Life on Earth, while robust, is also fragile. The biosphere can only support higher lifeforms within a very narrow range. Mass extinction events have occurred numerous times in Earth’s past and no doubt will happen many more times in the future.
Various cataclysmic events happen that place all or most life at high risk. Among the planet-threatening events that have destroyed much of the life on Earth are: massive super volcanoes erupting, gigatons of methane gas changing the atmosphere and robbing animals of life-giving oxygen, gigantic space rocks—asteroids and comets miles wide—slamming into the planet and plunging the world into darkness…
But perhaps the worst wild card of all are the killer gamma rays that could burn through the protective atmosphere of Earth and scour the surface of the planet destroying virtually all life above ground.
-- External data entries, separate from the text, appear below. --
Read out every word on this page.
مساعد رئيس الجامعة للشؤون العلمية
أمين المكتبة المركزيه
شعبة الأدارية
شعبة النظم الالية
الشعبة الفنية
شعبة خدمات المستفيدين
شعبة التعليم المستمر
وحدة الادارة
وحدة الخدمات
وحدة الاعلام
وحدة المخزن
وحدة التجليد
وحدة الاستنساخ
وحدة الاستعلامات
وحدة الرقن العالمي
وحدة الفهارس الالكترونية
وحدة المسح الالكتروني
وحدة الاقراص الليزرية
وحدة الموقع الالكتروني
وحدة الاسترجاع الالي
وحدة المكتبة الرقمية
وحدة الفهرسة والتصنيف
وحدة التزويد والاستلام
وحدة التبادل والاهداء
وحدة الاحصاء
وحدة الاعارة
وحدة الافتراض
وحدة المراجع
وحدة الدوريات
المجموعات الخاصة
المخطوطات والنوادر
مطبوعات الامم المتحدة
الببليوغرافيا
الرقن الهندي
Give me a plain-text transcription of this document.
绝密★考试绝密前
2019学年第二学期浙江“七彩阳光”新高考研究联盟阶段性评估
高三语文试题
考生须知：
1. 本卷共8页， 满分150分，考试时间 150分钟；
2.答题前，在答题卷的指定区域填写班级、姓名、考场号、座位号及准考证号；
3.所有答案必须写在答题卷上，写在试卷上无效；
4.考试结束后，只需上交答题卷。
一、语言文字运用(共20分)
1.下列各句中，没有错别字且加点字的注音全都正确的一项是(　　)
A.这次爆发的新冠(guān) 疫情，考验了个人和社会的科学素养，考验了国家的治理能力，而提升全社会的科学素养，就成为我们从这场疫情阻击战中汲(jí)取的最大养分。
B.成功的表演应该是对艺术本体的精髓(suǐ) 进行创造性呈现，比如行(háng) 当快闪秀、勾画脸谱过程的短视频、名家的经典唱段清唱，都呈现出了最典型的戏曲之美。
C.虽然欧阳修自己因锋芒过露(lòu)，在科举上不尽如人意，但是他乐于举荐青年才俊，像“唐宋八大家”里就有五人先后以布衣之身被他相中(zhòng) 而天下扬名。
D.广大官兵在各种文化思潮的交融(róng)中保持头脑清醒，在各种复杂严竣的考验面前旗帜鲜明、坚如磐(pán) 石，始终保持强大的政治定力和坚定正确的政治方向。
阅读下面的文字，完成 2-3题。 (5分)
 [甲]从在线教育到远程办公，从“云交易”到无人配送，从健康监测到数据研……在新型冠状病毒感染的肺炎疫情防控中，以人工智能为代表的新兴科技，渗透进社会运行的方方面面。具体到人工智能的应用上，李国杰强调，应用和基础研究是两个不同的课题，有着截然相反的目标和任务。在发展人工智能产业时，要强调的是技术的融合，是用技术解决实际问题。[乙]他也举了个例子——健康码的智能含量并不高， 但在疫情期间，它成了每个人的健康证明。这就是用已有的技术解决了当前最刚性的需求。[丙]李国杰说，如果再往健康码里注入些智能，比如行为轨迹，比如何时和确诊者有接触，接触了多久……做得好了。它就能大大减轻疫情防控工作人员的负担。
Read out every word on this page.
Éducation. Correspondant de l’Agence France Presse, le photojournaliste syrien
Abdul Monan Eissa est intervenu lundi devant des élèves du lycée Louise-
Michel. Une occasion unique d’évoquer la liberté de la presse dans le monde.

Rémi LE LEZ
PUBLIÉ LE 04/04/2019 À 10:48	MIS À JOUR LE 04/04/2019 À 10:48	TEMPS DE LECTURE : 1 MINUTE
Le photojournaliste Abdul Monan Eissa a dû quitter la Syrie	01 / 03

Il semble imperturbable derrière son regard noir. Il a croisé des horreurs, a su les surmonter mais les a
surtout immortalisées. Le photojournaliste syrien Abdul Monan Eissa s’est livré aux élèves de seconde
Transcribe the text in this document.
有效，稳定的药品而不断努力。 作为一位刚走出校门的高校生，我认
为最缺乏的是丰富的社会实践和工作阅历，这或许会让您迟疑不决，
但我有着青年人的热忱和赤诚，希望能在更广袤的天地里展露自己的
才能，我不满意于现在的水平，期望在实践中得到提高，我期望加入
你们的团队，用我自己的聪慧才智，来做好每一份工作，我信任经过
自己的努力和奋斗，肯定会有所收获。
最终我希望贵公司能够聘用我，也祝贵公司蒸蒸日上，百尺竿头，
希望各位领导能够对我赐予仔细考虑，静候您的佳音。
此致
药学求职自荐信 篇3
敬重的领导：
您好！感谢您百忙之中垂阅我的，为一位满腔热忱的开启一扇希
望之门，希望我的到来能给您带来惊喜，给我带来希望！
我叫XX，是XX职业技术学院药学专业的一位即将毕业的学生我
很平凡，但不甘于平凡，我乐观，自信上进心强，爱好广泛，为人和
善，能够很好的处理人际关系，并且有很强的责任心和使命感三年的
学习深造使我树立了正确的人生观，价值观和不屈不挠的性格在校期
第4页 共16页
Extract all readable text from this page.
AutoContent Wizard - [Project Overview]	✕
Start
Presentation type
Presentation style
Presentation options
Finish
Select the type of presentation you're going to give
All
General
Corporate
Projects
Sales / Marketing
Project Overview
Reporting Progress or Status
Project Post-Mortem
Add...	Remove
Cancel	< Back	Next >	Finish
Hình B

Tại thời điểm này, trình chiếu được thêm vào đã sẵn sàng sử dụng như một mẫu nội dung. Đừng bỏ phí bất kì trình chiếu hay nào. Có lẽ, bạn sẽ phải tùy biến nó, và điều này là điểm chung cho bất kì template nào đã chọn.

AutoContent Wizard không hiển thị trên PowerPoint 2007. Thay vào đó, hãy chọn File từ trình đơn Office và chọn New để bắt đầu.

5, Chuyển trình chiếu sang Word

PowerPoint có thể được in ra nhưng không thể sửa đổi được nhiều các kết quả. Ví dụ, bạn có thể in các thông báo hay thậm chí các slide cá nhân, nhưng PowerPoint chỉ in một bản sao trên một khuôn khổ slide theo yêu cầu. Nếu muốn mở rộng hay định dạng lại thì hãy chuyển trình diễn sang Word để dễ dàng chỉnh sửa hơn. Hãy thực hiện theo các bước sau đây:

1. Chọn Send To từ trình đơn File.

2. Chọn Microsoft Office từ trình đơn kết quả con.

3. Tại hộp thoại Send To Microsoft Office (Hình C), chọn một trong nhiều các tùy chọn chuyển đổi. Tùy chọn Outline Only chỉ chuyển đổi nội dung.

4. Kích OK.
Supermassive stars exploding into supernovas or hypernovas can create such a wave of killer radiation that will travel at light speed. If a relatively nearby star goes supernova, the cosmic gamma radiation created could reach the Earth with enough intensity to wipe out the human race.
What are cosmic rays?
Cosmic rays are highly charged particles of matter that cross interstellar space. Most cosmic rays don’t radiate outward in a straight direction because they are warped by gravity and magnetic fields when traveling distances measured in light years.
A particular type of cosmic ray, however, known as the gamma ray, is unaffected by fields and can cross huge distances of interstellar space. Its course is not warped because gamma rays have similar properties to light.
Gamma ray bursts are created by titanic events: the collision of black holes, neutron stars or a hypernova. The energy released by such events is known to be the most powerful and dangerously destructive in the universe.
It’s believed at least one mass extinction occurring in Earth’s distant past was triggered by a bombardment of gamma rays.
While that event was many hundreds of millions of years ago, evidence emerged during 2012 that Earth was hit by a blast of radiation—a blast much weaker than the one thought to have caused a great extinction. This radiation hit Earth during the Middle Ages and its origin puzzled researchers.
New study suggests gamma ray burst
A cosmic explosion created by the massive collision of neutron stars or two black holes sent a shock wave of charged particles racing toward Earth. That’s the conclusion of new research by a team of scientists studying the clues left behind by the event.
Trees are often used by scientists as natural time capsules. They draw from the existing environment and incorporate parts of the soil and atmosphere within their cells that are locked away in the vault of time.
The discovery that Earth was hit by cosmic radiation—probably a gamma ray burst (GRB)—came to light when studies were done of old Japanese trees. The trees lived about 1,200 years ago and contained unusually high levels of carbon-14, an isotope that would be created when living matter is exposed to gamma rays.
Another team found support of the Japanese discovery thousands of miles away in the South Pole ice. That team found the isotope beryllium-10 encapsulated in pristine ice core samples at a depth calculated to be from the late Eighth Century.
Back in 2012, a research team proposed that a massive solar flare might have caused the residue from the blast. But many rejected the hypothesis because solar radiation is believed too weak to create the amount of beryllium-10 found in the ice and carbon-14 discovered in the ancient Japanese cypress trees.
German team finds evidence of gamma ray burst
Professor Ralph Neuhauser of the Institute of Astrophysics at the University of Jena, Germany, is a co-author of the new study, “A Galactic short gamma-ray burst as cause for the 14C peak in AD 774/5,” that proposes a huge explosion happened in the galaxy within the celestial neighborhood of Earth.
The Earth and humanity were very lucky. If the event had been measurably closer, humans may have died off in about 780 A.D.
Instead, the researchers note, “We estimate the distance towards this short GRB to be ∼1–4 kpc—sufficiently far away, so that no extinction event on Earth was triggered. This is the first evidence for a short GRB in our Galaxy. “
Neuhauser, writes the BBC, explains that “We looked in the spectra of short gamma-ray bursts to estimate whether this would be consistent with the production rate of carbon-14 and beryllium-10 that we observed—and [we found] that is fully consistent. Gamma-ray bursts are very, very explosive and energetic events, and so we considered from the energy what would be the distance given the energy observed.”
How distant was the explosion? “Our conclusion was it was 3,000 to 12,000 light-years away—and this is within our galaxy,” Neuhauser said.
Although a significant number of scientists do not believe a big solar flare can account for the isotopes, some are skeptical about the GRB hypothesis.
Adrian Melott, from the University of Kansas, is quoted by the BBC as observing that, “A solar proton event and a short gamma-ray burst are both possible explanations, but based on the rates that we know about in the Universe, the gamma-ray burst explanation is about 10,000 times less likely to be true in that time period.”